As a decorated veteran of the 1878 Balkan War, she had extensive experience in treating war wounds. In her first two months at Utrecht she treated over 3,200 patients, both British and Zulus, many from the battles of Hlobane, Khambula and Ulundi. She performed numerous operations, and brought discipline, into a chaotic and desperate situation.
Blisters caused by marching in heavy steel-shod boots affected just about every soldier. These blisters frequently became infected. Wells and her orderlies regularly deroofed the blisters, and cleansed and dressed their suppurating sores with salt.
Her cure for the fungal disease (‘athlete’s foot’) that affected the feet of soldiers campaigning in hot climates, was to instruct them to urinate in their boots each evening, then let the boots dry out overnight. She knew urine contained an agent (urea) that would kill off the fungus – to the soldiers, it seemed a miracle cure.
Towards the end of the war she was sent to Rorke’s Drift where she ministered to the remaining garrison. No doctor had visited the reduced garrison for many weeks. Within a few days of arriving she had examined all the 35 British soldiers at the outpost. Most were reasonably healthy, though the majority suffered from abrasions and sores, with the main medical problem being stomach problems.

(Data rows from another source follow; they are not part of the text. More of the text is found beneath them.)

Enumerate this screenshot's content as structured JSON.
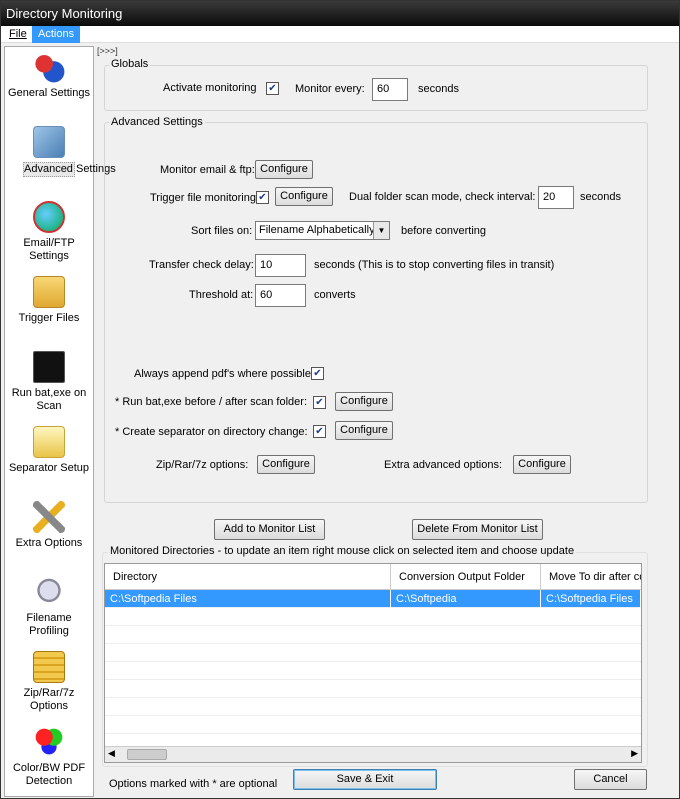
{
  "window": {
    "title": "Directory Monitoring"
  },
  "menu": {
    "file": "File",
    "actions": "Actions"
  },
  "sidebar": {
    "toggle": "[>>>]",
    "items": [
      {
        "label": "General Settings",
        "icon": "gears-icon"
      },
      {
        "label": "Advanced Settings",
        "icon": "advanced-icon"
      },
      {
        "label": "Email/FTP Settings",
        "icon": "globe-icon"
      },
      {
        "label": "Trigger Files",
        "icon": "folder-icon"
      },
      {
        "label": "Run bat,exe on Scan",
        "icon": "terminal-icon"
      },
      {
        "label": "Separator Setup",
        "icon": "separator-icon"
      },
      {
        "label": "Extra Options",
        "icon": "tools-icon"
      },
      {
        "label": "Filename Profiling",
        "icon": "profile-icon"
      },
      {
        "label": "Zip/Rar/7z Options",
        "icon": "archive-icon"
      },
      {
        "label": "Color/BW PDF Detection",
        "icon": "color-icon"
      }
    ]
  },
  "globals": {
    "title": "Globals",
    "activate_label": "Activate monitoring",
    "activate_checked": true,
    "monitor_every_label": "Monitor every:",
    "monitor_every_value": "60",
    "seconds": "seconds"
  },
  "advanced": {
    "title": "Advanced Settings",
    "email_label": "Monitor email & ftp:",
    "configure": "Configure",
    "trigger_label": "Trigger file monitoring:",
    "trigger_checked": true,
    "dual_label": "Dual folder scan mode, check interval:",
    "dual_value": "20",
    "seconds": "seconds",
    "sort_label": "Sort files on:",
    "sort_value": "Filename Alphabetically",
    "sort_suffix": "before converting",
    "transfer_label": "Transfer check delay:",
    "transfer_value": "10",
    "transfer_suffix": "seconds  (This is to stop converting files in transit)",
    "threshold_label": "Threshold at:",
    "threshold_value": "60",
    "threshold_suffix": "converts",
    "append_label": "Always append pdf's where possible",
    "append_checked": true,
    "runbat_label": "*   Run bat,exe before / after scan folder:",
    "runbat_checked": true,
    "separator_label": "*   Create separator on directory change:",
    "separator_checked": true,
    "zip_label": "Zip/Rar/7z options:",
    "extra_label": "Extra advanced options:"
  },
  "buttons": {
    "add": "Add to Monitor List",
    "delete": "Delete From Monitor List",
    "save": "Save & Exit",
    "cancel": "Cancel"
  },
  "monitored": {
    "title": "Monitored Directories   -   to update an item right mouse click on selected item and choose update",
    "columns": [
      "Directory",
      "Conversion Output Folder",
      "Move To dir after co"
    ],
    "rows": [
      [
        "C:\\Softpedia Files",
        "C:\\Softpedia",
        "C:\\Softpedia Files"
      ]
    ]
  },
  "footer": {
    "note": "Options marked with * are optional"
  }
}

One of her first acts was to insist that the fort’s daily drinking water was collected upstream from the river and then boiled. Cooking utensils and cutlery were sterilised by boiling after each meal. Within days, the men’s health improved. A laundry was also set up to wash the soldiers’ bed linen, under-clothing, and shirts. Eight sick men suffering from ‘fever’ were confined to two tents outside the small fort so as not to spread infection.
She walked the battlefields of Rorke’s Drift and Isandlwana, where she collected flowers for her scrapbooks, which already contained many sketches and photographs. These survive to this day.
She also met and successfully treated King Ceteswayo, while he was a prisoner of the British at Cape Town. On 28 October 1879, she departed from Cape Town to return to London and her family. nursing career.
In recognition of her services, Queen Victoria decorated her with the Royal Red Cross. In 1884 she and the other nurses were eventually awarded the South African Medal for the care of soldiers and Zulus in the Anglo Zulu War.
She continued with her nursing career and held the post of Superintendent of the hospital at Newcastle-upon-Tyne. In 1882, she married George King, editor of the Sphere journal. She died at Purley in June 1911.